I arrived in a complete fluster, with a screaming baby and panicked expression, so it was clear to see I was a new mum. I could feel the other mums scoping me out, silently assessing what type of mum I may be or whether I was fresh-meat, able to be preyed upon, captured and taken away into their den – never to have my own opinion again.
Ok – maybe it wasn’t as bad as that – I’ve made it sound like I was on safari on the African Plains, but baby groups felt as foreign as that to me.
So, I’ve written this post on the types of mum you might find in their natural habitat – Baby Boogie. Don’t be disheartened by this though; I’ve actually met some of my good friends at baby groups. But for now, I hope this makes you chuckle. Can you see yourself as any of these mums? I give you two guesses which one I am!
The competitive mum
Your baby sleeps through the night? Oh yes, my princess has been sleeping through since she was five weeks old. Your baby has started to roll? Oh yes, we were doing that a while back now. Your baby did a poo? Oh yes, mine did two. You get it – this is the competitive mum. Be warned, she’s feisty!
The Pinterest mum
Plastic, garish looking toys that make all sorts of loud and annoying sounds? Not for Pinterest Mum! She doesn’t have to peek past the Jumperoo to see the TV in the evenings, she’s lovingly crafted a baby gym from natural materials like pine cones and sea shells and tied them perfectly with ribbons that fit her home’s colour scheme. She arrives at the group with a batch of cupcakes, made this morning, and no, she doesn’t want to go to baby sensory with you as she has already made all of the equipment herself.
The slummy mummy
“Fish fingers for tea again Mum?” you hear her eldest whine for the fifth time. This mum has too much to do and too little time. She’s too busy to keep the house clean, she lives in leggings, baggy tops and her hair in a ‘Mum-bun’, constantly chasing her five children around the room and never being able to talk for more than 2 sentences, unless there is gin. Then you’ll have her attention.
The most-tired one
This mum has a coffee cup permanently attached to one hand. She likes to make it known how many times she was up in the night and for how long – “Poor Ethan has reflux, colic, is teething AND is in the four-month sleep regression, poor love” she says through gritted teeth. She never catches a break. Give her a nudge now and again, because she’s so tired she can sleep through a room full of babies bashing tambourines to ‘Wind the Bobbin up’. This mum is often secretly a competitive mum, being tired is just her sport.
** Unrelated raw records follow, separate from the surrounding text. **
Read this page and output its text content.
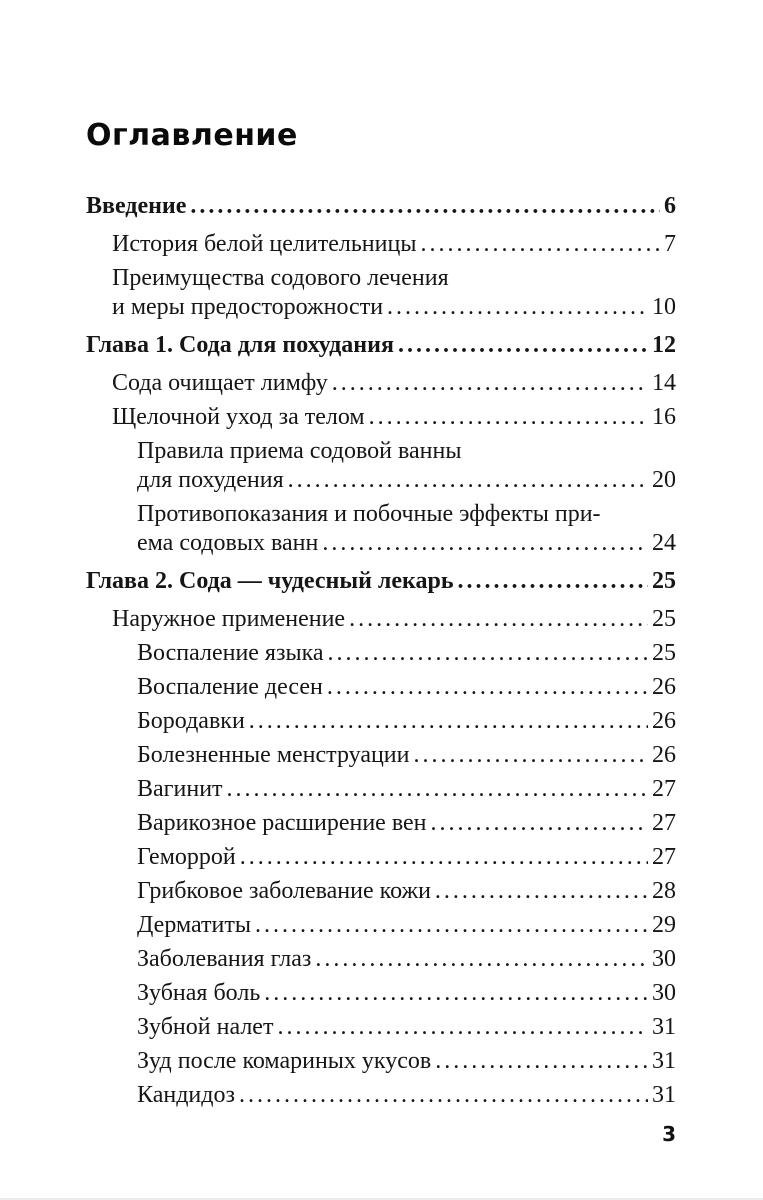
Оглавление
Введение .....	6
История белой целительницы .....	7
Преимущества содового лечения
и меры предосторожности .....	10
Глава 1. Сода для похудания .....	12
Сода очищает лимфу .....	14
Щелочной уход за телом .....	16
Правила приема содовой ванны
для похудения .....	20
Противопоказания и побочные эффекты при-
ема содовых ванн .....	24
Глава 2. Сода — чудесный лекарь .....	25
Наружное применение .....	25
Воспаление языка .....	25
Воспаление десен .....	26
Бородавки .....	26
Болезненные менструации .....	26
Вагинит .....	27
Варикозное расширение вен .....	27
Геморрой .....	27
Грибковое заболевание кожи .....	28
Дерматиты .....	29
Заболевания глаз .....	30
Зубная боль .....	30
Зубной налет .....	31
Зуд после комариных укусов .....	31
Кандидоз .....	31
3
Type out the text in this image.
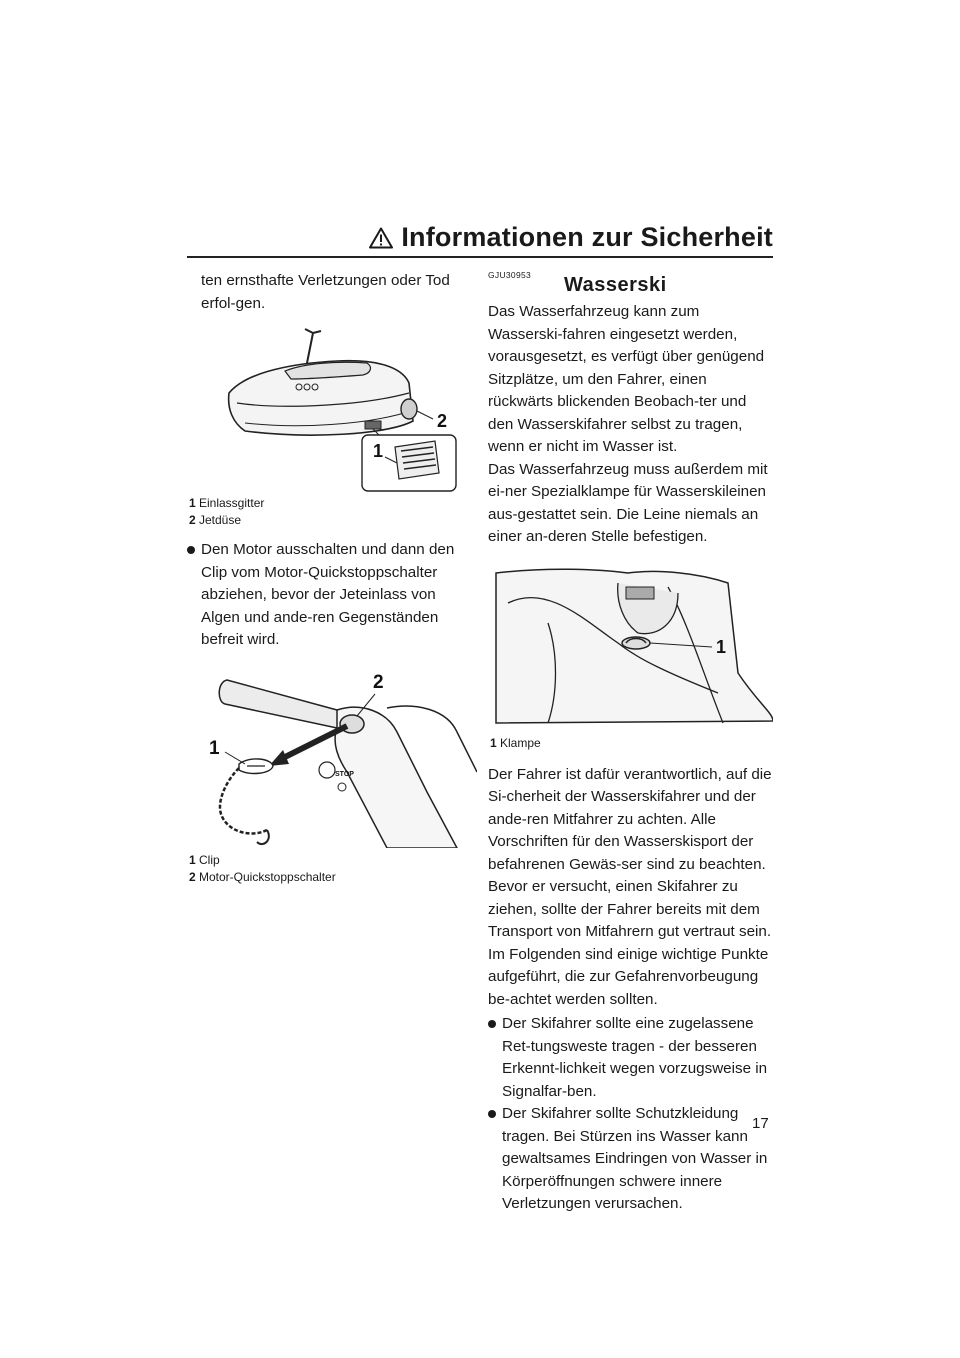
Informationen zur Sicherheit

ten ernsthafte Verletzungen oder Tod erfol-gen.

2
1

1 Einlassgitter

2 Jetdüse

Den Motor ausschalten und dann den Clip vom Motor-Quickstoppschalter abziehen, bevor der Jeteinlass von Algen und ande-ren Gegenständen befreit wird.

STOP
1
2

1 Clip

2 Motor-Quickstoppschalter

GJU30953	Wasserski

Das Wasserfahrzeug kann zum Wasserski-fahren eingesetzt werden, vorausgesetzt, es verfügt über genügend Sitzplätze, um den Fahrer, einen rückwärts blickenden Beobach-ter und den Wasserskifahrer selbst zu tragen, wenn er nicht im Wasser ist.

Das Wasserfahrzeug muss außerdem mit ei-ner Spezialklampe für Wasserskileinen aus-gestattet sein. Die Leine niemals an einer an-deren Stelle befestigen.

1

1 Klampe

Der Fahrer ist dafür verantwortlich, auf die Si-cherheit der Wasserskifahrer und der ande-ren Mitfahrer zu achten. Alle Vorschriften für den Wasserskisport der befahrenen Gewäs-ser sind zu beachten.

Bevor er versucht, einen Skifahrer zu ziehen, sollte der Fahrer bereits mit dem Transport von Mitfahrern gut vertraut sein.

Im Folgenden sind einige wichtige Punkte aufgeführt, die zur Gefahrenvorbeugung be-achtet werden sollten.

Der Skifahrer sollte eine zugelassene Ret-tungsweste tragen - der besseren Erkennt-lichkeit wegen vorzugsweise in Signalfar-ben.

Der Skifahrer sollte Schutzkleidung tragen. Bei Stürzen ins Wasser kann gewaltsames Eindringen von Wasser in Körperöffnungen schwere innere Verletzungen verursachen.

17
If you ask a question with this mum in the room, make sure you have 20 minutes to hear her answer. She knows everything about motherhood and is like a walking encyclopaedia for mums. Not because she has experience, but because she’s read every book going. Her little one is actually only one month old.
This Mum lives with her phone in one hand and baby in the other – every little noise or sniffle and she’s asking Dr Google what is happening to her child. “Shall I give him Calpol?” is her favourite question. She’s not always at the baby group as at the first sign of anything unusual she needs to stay at home for fear of her precious baby catching something.
The hippy one
Babywearing, cloth nappies and organic snacks – this hippy mum is eco-friendly all the way and is completely led by her baby. She looks horrified when you speak of your routine, because she ebbs and flows with the rhythm of life, whether that fits into her plans or not. Whatever her baby wants or needs, he gets. When she’s finished at the baby group she’s off to Forest School – cooking marshmallows over a campfire is an essential skill, after all.
The blogger one
With a camera permanently round her neck like a piece of jewellery, you know this mum is a Mummy Blogger. She doesn’t look at her child with her eyes, only through the lens of her camera – trying to capture the perfect moment for Instagram. You don’t need to ask her how she’s doing or how things with the baby are, you’ve already read it on her blog. After seeing her you patiently wait for the ‘review’ of your day together to go live on the blog, with your children selectively cropped out of all of the heavily edited photos that make it look like you were in somewhere way more chic than the softplay.
“After birth I had to have 50 stitches, I’ll never be the same again” she boasts loudly, stopping all the conversation in the room. “Did you poo when you had Freddie? I did – the midwife said she’d never seen anything like it”. You don’t know what to say to this mum. You’ve only known her for two seconds and now you’re imagining her doing a giant poo. You must remember not to sit next to her next week; someone else can deal with this one next time.
The chilled one
This mum hasn’t changed a bit since she had a baby; in fact, little Beatrice has slotted right in to the family. She is a pretty good sleeper and hasn’t had any issues with feeding. This mum doesn’t spend her life googling things or worrying – life is for living. Babies have been around since time began, so why should we worry so much now?